Красавица и генералы - Святослав Рыбас
Шрифт:
Интервал:
Закладка:
- Сыровато! - крикнул он, смеясь нервным смехом.
Вода была по пояс, а дальше - по грудь. Пленный шел молча.
Выбравшись на берег, офицер оглянулся и стал подбадривать идущих следом удальцов. Но многие топтались возле убитого пленного, не решаясь сделать первый шаг.
Рассекая снежные вихри, свистела, шуршала и высоко разрывалась шрапнель. К мосту подъезжали кавалеристы, на холме отцеплялись, передки и устанавливались пушки. Лошади храпели и дрожали, не желая лезть в воду. Вихри снега смешивались со столбами воды от падающих гранат. Ярко сверкали в сумерках огни добровольческих орудий. Храбрецы лезли в кипящую реку, осторожные взбирались на крупы лошадей. В хаосе бури и огня, как всегда, сперва не было заметно никакого результата атаки. Черный столб взрыва взметнулся между двумя всадниками, и один упал вместе с лошадью и извивался в конвульсиях, а второй совершенно невредимым двинулся вперед. Было не разобрать, кому суждено остаться живым, - осторожным или храбрецам. Горячий прямодушный пленный был сразу убит, а оробевший уцелел. Зато смельчак-офицер, первым кинувшийся в воду, сейчас оказался в более безопасном месте.
Когда в реку вошел Партизанский полк, бой шел уже на подступах к станице. Скрытно, по неглубокой балочке, два отделения пробрались к самым окопам красных...
Пригнувшись, Виктор бежал вместе со своим взводом по прогибающейся земле и думал только о том, что не дай Бог все хаты в станице окажутся заняты. Что красные?! С ними разговор короткий. Свои - удалые, полные азарта мести и обреченности - были страшны.
Вода хлюпала в сапогах, лед обволакивал ноги, живот и грудь. Черная папаха пропала при переправе, и голова была полна снега. Единственное, что держало, - это бой.
И станицу взяли.
Наутро на площади возле станичного правления вешали одиннадцать большевиков, захваченных вчера.

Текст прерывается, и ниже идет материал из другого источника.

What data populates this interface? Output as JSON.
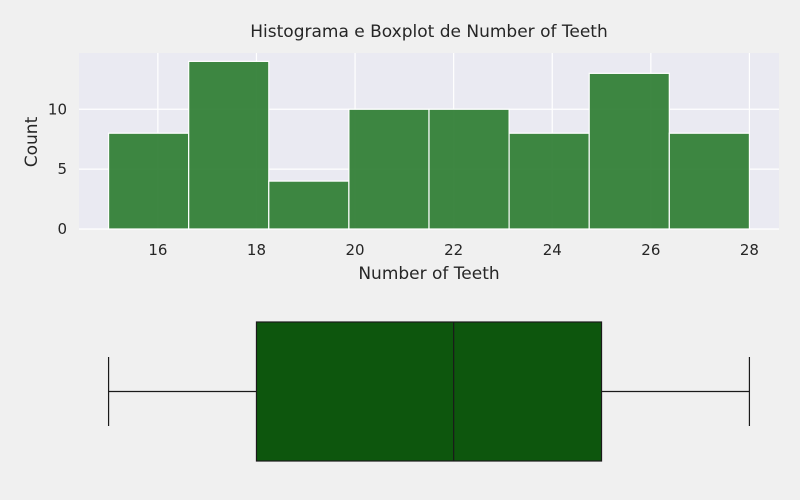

Этой казнью как будто хотели еще раз показать, что война идет на истребление противника и о пощаде не может быть речи.
Небо прояснилось, пригревало солнце, на улице и во дворах журчали ручьи. Не верилось, что вчера пронеслась буря. С базов доносились звуки живой хозяйственной жизни - гакали гуси, кукарекал петух, по-весеннему яростно ревел бугай. Мокрые крыши блестели. В тени заборов веяло ледяным холодом, а на припеке от большого солнца приоткрывалось лето.
И трудно было умирать этим ясным утром после тяжелой ночи, в чужих руках, а не в открытом бою.
Добровольцы вспоминали зверей-большевиков, натравивших в прошлом году солдат поднимать офицеров на штыки и стрелять им в спину. Тяжелая работа по лишению жизни врагов должна была неизбежно совершиться.
Виктору вспомнилось разгоряченное лицо казака-верховца, расстреливавшего шахтеров на Нинином руднике, и захотелось домой, занудилось сердце от беды.
Он видел: среди одиннадцати человек явных большевиков мало. Вот несколько солдат, рябая женщина в разорванной юбке, студент. И только один явный. Он подбадривает плачущую женщину и гневно говорит начальнику конвойной команды:
- Бабу-то зачем? Отпусти!
Женщина умолкла и с надеждой ждала ответа.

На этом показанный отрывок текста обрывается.